In which the author opines on electoral reform from a position of ignorance...

So the Tory plan for electoral reform consists of re-jigging the boundaries to make sure they're all more equal sizes? Because, you know, the old ones were unfair.

I can't be the only one who sees a flaw with that plan: if you're worry is that districts are unequal, you're either going to have to stop people moving out of their electoral districts, or keep changing voting boundaries in order to keep up with their movements. So assuming they don't want to institute Chinese-style population controls, the Tory plan for voting reform is essentially to have the Parliament redraw the boundaries every five years or so. To think that was a good idea, you'd not only have to be the sort of tit who pretends to believe that the Tory sense of British fair play will stop them from gerrymandering the fuck out of the boundaries this time, you'd also have to believe that every party ever elected from now until the end of the British Parliamentary system is going to be cut from the same cloth.

Any takers on that one?


Anonymous Anonymous said...

I think that's just a knee jerk reaction from the tories that will be swept under the carpet once the dust has settled. But more importantly when's that British parliamentary system ending?

09 May, 2010 22:28  
Blogger Uncle Petie said...

You might be right - it would get them more seats for their votes - and they could kind of use those - but maybe now's not the time for them to start rocking that particular boat.

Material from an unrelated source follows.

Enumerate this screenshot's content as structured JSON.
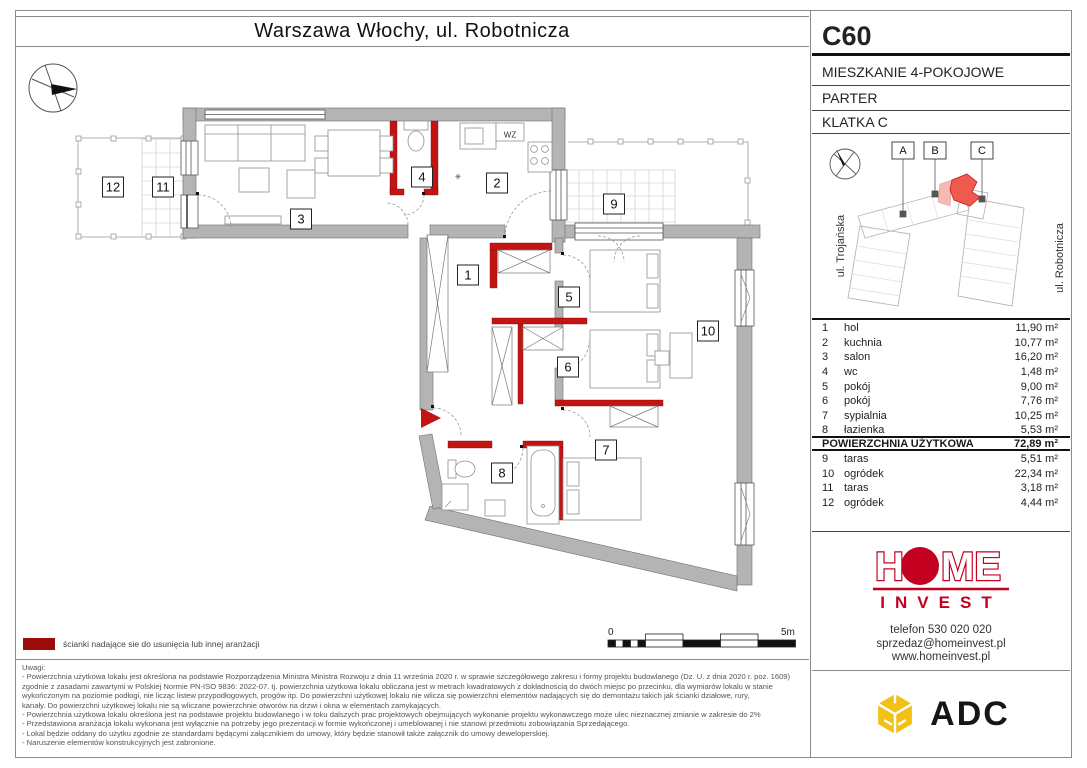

On the other hand, if Clegg's got half a clue, sweeping it under the carpet won't be an option. My feeling is that they'll try and offer equalising the districts under a banner of "It's a fair compromise that respects the British love of strong government."

The Parliamentary system will effectively end the day they put Michael Gove in charge of electoral reform. Can't be any more specific than that.

10 May, 2010 14:47  
Anonymous Anonymous said...

They've put him in charge of education. And the first thing he does is change the department's name from 'Department for Children, Schools and Families' to just 'Education'.

Most probably rightly so on in this - could possibly be part of £6bn of efficiency saving to be squeezed out of the public sector.

He looks very dogma driven which may be his down fall given it's a coalition government.

12 May, 2010 23:41  
Anonymous Anonymous said...

Regarding boundary changes, I suggest that you look up the history of how often and when they have been changed and by whom - meaning which political party - before deciding that one party is any more holy than another.

21 May, 2010 15:38  
Blogger Uncle Petie said...

I wasn't really claiming that one party was more holy than another - I'm just saying that the method itself is suspect as a way of introducing fairness.

26 May, 2010 12:34  
Blogger Uncle Petie said...

Also, if I looked up the history of how often and when political boundaries had changed, that would make a nonsense of the title.